Is the Assignor permitted to engage in disparaging communications regarding Brightstar Care, its affiliates, or franchisees after transferring their interest in the Franchised Business?
Brightstar_Care Franchise · 2025 FDDAnswer from 2025 FDD Document
Assignor agrees that, upon transfer of its interest in the Franchised Business to Assignee, Assignor will 1) comply with all posttermination obligations set forth in Sections and of the Old Franchise Agreement, which obligations shall be incorporated herein by reference, 2) comply with any other provisions of the Old Franchise Agreement which, by their nature, survive termination or expiration of the Old Franchise Agreement, 3) not engage in any disparaging communications (whether verbal, written, online or through any social media platform) regarding BrightStar, its affiliates, its franchisees, employees, officers, agents, directors or suppliers, and 4) pay all outstanding invoices with Franchisor's preferred vendors and all outstanding creditors within 30 days after the Hard Closing Date.
Source: Item 23 — RECEIPTS (FDD pages 118–387)
What This Means (2025 FDD)
According to Brightstar Care's 2025 Franchise Disclosure Document, an assignor (the seller of a franchise) is prohibited from making disparaging communications after transferring their interest in the Franchised Business to an assignee.

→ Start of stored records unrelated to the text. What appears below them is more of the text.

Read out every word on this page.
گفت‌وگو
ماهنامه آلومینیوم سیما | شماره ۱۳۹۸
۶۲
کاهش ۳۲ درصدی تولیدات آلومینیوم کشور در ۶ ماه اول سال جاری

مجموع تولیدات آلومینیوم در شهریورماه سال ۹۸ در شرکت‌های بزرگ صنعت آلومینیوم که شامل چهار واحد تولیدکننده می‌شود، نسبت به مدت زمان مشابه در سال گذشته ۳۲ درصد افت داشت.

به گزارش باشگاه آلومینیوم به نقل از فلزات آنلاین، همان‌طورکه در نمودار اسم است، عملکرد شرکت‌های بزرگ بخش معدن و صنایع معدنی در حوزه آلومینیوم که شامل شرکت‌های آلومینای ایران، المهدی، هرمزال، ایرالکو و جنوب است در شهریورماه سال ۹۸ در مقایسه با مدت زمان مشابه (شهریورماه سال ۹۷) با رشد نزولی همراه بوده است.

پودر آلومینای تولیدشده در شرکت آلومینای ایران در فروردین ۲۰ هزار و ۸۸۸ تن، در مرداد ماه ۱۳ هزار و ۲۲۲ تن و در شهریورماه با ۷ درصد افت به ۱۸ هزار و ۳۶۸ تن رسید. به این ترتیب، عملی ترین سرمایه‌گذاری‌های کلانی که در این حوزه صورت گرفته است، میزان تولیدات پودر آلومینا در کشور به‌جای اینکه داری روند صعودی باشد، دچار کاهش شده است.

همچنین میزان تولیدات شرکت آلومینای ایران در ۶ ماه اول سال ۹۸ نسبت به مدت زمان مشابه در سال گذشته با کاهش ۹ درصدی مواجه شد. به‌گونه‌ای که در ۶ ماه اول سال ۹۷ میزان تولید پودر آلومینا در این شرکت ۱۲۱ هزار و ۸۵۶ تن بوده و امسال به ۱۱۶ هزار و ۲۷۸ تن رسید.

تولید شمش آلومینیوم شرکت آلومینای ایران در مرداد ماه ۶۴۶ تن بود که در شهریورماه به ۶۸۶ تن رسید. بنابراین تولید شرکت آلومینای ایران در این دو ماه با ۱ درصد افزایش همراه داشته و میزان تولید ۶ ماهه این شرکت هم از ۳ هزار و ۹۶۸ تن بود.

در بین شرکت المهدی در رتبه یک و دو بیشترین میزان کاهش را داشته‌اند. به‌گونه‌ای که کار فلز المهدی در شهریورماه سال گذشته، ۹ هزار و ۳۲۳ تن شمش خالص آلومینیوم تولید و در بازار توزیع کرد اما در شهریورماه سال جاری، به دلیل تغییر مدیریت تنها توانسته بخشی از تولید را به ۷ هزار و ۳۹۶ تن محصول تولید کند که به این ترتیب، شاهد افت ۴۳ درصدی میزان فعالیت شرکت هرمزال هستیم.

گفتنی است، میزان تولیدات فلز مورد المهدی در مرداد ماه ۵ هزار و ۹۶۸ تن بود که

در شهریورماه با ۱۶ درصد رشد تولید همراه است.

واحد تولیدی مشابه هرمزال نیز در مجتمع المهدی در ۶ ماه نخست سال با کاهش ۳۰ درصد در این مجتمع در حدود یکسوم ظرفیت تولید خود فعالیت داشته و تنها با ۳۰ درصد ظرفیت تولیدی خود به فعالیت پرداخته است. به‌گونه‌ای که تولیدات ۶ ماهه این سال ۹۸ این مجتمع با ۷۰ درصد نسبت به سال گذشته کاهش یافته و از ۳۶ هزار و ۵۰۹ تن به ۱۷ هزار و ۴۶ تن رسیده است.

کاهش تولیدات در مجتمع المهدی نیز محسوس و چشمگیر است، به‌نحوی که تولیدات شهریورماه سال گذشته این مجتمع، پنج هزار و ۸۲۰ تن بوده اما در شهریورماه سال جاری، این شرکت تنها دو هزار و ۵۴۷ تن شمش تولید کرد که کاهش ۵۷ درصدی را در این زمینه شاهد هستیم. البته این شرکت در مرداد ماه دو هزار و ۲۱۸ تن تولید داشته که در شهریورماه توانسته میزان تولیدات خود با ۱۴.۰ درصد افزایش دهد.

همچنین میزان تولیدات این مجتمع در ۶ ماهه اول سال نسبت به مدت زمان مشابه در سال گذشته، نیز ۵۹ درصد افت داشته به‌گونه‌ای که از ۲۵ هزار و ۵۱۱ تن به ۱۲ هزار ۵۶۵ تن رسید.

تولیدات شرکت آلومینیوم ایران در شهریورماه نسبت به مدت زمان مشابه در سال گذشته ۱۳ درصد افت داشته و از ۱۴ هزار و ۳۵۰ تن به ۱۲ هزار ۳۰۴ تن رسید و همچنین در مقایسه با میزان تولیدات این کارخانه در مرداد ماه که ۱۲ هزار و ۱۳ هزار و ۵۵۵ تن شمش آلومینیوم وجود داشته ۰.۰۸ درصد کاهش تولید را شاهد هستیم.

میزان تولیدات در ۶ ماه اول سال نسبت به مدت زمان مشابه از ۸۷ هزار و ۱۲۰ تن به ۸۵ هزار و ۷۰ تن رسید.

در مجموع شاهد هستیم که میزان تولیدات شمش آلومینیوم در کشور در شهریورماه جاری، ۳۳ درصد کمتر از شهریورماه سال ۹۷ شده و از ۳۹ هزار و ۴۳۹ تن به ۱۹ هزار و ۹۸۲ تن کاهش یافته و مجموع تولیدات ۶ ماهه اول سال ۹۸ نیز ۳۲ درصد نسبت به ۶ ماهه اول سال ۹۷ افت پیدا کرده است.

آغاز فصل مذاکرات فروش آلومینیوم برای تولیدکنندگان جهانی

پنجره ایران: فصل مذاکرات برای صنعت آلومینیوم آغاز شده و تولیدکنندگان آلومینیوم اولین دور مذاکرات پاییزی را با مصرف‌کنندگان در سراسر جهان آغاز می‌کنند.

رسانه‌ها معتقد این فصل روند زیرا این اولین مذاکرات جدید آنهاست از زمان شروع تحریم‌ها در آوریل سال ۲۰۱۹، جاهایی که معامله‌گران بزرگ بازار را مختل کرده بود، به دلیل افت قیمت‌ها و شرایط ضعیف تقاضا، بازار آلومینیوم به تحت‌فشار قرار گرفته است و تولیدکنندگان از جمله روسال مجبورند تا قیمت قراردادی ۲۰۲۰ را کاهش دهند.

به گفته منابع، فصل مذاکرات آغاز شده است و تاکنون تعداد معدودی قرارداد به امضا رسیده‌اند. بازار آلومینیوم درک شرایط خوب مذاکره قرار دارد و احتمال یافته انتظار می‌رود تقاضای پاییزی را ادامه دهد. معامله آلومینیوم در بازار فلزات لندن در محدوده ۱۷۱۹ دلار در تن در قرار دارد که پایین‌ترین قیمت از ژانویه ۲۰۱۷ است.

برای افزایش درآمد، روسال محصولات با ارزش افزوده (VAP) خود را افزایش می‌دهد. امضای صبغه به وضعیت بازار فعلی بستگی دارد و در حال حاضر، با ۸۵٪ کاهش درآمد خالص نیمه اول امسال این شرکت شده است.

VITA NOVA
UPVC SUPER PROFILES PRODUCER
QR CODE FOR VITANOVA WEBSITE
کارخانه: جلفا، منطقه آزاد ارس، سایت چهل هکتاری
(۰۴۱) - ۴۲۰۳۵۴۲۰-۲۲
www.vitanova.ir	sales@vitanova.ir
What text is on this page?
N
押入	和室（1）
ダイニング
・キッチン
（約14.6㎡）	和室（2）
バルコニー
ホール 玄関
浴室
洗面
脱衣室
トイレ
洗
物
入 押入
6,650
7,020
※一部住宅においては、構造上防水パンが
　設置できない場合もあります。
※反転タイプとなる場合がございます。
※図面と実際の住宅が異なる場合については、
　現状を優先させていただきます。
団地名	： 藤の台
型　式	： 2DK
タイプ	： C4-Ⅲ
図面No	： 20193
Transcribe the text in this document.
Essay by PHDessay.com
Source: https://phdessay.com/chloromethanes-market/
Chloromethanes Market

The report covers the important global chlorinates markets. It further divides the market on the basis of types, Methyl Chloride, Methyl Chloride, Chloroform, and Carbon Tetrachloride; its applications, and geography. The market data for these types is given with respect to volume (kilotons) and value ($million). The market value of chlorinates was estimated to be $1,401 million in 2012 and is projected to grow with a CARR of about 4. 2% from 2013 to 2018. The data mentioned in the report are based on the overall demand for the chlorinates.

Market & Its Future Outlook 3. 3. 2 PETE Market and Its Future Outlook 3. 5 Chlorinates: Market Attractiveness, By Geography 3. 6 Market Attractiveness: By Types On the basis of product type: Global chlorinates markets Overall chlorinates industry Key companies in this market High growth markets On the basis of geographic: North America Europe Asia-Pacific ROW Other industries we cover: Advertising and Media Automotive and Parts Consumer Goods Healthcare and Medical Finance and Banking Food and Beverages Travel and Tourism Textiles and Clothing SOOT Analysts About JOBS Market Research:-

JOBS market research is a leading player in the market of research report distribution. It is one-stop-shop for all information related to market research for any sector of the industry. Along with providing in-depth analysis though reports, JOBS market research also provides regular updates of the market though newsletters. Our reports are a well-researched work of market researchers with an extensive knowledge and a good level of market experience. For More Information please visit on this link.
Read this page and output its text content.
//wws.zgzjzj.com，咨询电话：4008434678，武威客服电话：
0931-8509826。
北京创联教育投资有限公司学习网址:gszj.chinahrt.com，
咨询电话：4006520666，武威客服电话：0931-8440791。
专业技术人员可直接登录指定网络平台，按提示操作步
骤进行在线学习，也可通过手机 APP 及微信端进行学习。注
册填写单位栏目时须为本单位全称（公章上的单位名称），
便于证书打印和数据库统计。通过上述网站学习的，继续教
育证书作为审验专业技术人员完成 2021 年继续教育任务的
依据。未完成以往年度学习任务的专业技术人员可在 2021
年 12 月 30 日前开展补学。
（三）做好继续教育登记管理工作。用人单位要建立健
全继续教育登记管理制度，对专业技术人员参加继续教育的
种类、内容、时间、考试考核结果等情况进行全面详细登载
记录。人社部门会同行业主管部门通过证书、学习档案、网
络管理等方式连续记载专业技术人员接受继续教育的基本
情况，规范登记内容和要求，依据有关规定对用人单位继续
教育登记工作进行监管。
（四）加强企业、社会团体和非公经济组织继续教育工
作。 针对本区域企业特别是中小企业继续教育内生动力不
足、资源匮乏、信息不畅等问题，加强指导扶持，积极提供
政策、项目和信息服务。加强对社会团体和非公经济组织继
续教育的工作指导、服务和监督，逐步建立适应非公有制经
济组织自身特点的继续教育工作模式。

Specifically, the assignor cannot engage in any disparaging communications, whether verbal, written, online, or through any social media platform, regarding BrightStar, its affiliates, its franchisees, employees, officers, agents, directors, or suppliers. This restriction is part of the assignor's post-termination obligations.
This provision protects Brightstar Care's brand reputation and the relationships within its franchise network. By preventing former franchisees from making negative statements, Brightstar Care aims to maintain a positive image and prevent potential damage to the business. This is a fairly standard clause in franchise agreements, as franchisors typically want to protect their brand from negative publicity, even after a franchisee has left the system.
For a prospective franchisee, this clause highlights the importance of maintaining a positive relationship with Brightstar Care, even when selling their franchise. Failure to comply with this provision could result in legal action or other penalties. It also underscores the need to carefully consider the implications of selling a franchise, as certain obligations continue even after the transfer is complete.